I was going to launch right into our day-to-day life, but it wasn't coming out right, so, you know, like Vizzini says, when the job goes wrong, you have to go back to the beginning (oh, go watch The Princess Bride already...that is, if you're done with The Big Lebowski). Hence, the story of how the Boog began (don't worry, I won't include any gory details).
As I said in the first blog, the Boog does things every day that no one expects him to do. He was unexpected from day one. His initial presence, for example, was unexpected. The Boog's father and I, being reasonably intellectual and wise in the ways of the world and all (and one of us being a biologist) were aware that a creature such as the Boog could very well come visiting us, but I don't think we'd fully grasped the weight of the reality of pregnancy as opposed to the airy hypothetical idea of pregnancy. Let me tell you, it's heavy. When I saw those two little lines appear I felt like a family of very robust, but very lost skydivers had crashed through my roof and onto my defenseless little toothpick body. I couldn't even stand up for an hour or so.
I eventually became used to the metaphorical and increasingly literal weight of pregnancy, and then the Braxton-Hicks started. I was about 17 or 18 weeks pregnant and doing an embarrassingly peppily choreographed Denise Austin prenatal workout video and I suddenly felt my whole abdomen tighten up like a little boulder. It was a distinctly odd sensation like one's midsection had suddenly been invaded by some sort of squeezing demon (sorry, I've been watching a lot of Buffy the Vampire Slayer lately).
"Huh," I thought, "I bet that was a Braxton-Hicks," and stopped exercising for a moment. It went away, and I thought that was the end of it.
Over the next week, I began having them more and more often. At first, just while I was active, but eventually they began waking me up in the middle of the night - intense, slightly painful, tightening sensations that released after a little while only to start again. I talked to my doctor about it and she said to sit down and drink water when they happened and if I had more than 6 in a hour, I should call her.
More than 6 in an hour? She must be kidding, right? I often had more than 6 in 10 minutes!
One day, they were particularly frequent and intense and Dylan convinced me to call the doctor. I called. I was sent to the hospital. I was monitored for hours while forced to watch crappy soap operas and listen to the teen mom in the bed next to me complain about how much her Braxton-Hicks hurt and wail for someone to bring her pain meds (oh yeah...her ailment ended up being diagnosed as gas and not Braxton-Hicks at all. I've often wondered how she handled labor...). I was told I couldn't eat or drink but could have all the popsicles I wanted (let me tell you, I took advantage of that. Popsicles rock!).
Eventually, it was determined that yes, I was having very, very frequent contractions.
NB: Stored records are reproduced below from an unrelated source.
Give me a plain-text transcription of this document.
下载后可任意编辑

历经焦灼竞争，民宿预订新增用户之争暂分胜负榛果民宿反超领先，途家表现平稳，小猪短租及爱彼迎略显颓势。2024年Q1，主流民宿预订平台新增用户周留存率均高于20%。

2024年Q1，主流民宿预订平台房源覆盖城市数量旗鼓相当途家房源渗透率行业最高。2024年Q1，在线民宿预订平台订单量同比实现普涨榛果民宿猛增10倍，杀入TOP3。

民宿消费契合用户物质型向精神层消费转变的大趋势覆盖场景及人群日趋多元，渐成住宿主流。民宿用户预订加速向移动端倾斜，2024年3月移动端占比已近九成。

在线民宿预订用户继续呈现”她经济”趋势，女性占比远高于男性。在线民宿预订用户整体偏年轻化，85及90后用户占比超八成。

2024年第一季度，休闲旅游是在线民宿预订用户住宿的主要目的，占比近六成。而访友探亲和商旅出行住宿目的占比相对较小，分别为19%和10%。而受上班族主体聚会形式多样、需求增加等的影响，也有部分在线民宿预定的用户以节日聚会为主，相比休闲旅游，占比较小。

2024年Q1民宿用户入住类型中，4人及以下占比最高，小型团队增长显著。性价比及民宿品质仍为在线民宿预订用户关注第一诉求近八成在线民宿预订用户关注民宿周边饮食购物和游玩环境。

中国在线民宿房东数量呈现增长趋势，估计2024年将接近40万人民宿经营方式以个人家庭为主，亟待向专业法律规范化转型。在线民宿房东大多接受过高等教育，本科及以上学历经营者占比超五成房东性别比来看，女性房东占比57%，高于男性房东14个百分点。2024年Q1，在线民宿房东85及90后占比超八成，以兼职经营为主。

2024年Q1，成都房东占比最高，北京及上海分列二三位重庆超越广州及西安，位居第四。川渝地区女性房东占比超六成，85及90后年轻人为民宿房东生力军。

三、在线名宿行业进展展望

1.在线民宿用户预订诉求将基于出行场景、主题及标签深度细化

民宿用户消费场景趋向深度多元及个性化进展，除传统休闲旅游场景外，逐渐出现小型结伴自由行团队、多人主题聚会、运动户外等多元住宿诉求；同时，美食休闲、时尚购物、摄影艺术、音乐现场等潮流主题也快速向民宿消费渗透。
In fact, the doctor on call was the first one to ever utter the line the Boog has now inspired dozens of times, "I've never seen anything like this." However, the contractions were having no effect on little fetus Boog, so I was diagnosed with uterine irritability, put on modified bedrest, shot up with terbutaline and sent home.
I continued to contract nearly constantly for the duration of the pregnancy. I got so used to the sensation that my insides felt weirdly soft for months after I gave birth.
Anyway, uterine irritability is not pre-term labor, but it is a significant risk factor for pre-term labor. Over and over my obstetrician said, "Be prepared. It could be any day now." She assured me I wouldn't make it past 38 weeks. Then 39. Then 40. When week 41 rolled around, guess what I heard for the second time as the obstetrician came in to monitor my post-term induction? "I was sure your little boy would be here by now on his own. I've never seen anything like this!"
19 hours later, out came Rylan Logan Dittrich-Reed. He was...well let's be honest, he was a squish-faced cheesy little monkey child, but even then, he was the Boog. At this point, I truly thought the hard part was over. We have a picture of the Boog moments after he was born throwing the first of his now trademark coy, mischievous, sidelong glances. I'm pretty sure he was saying, "Mom, you ain't seen nothin' yet!"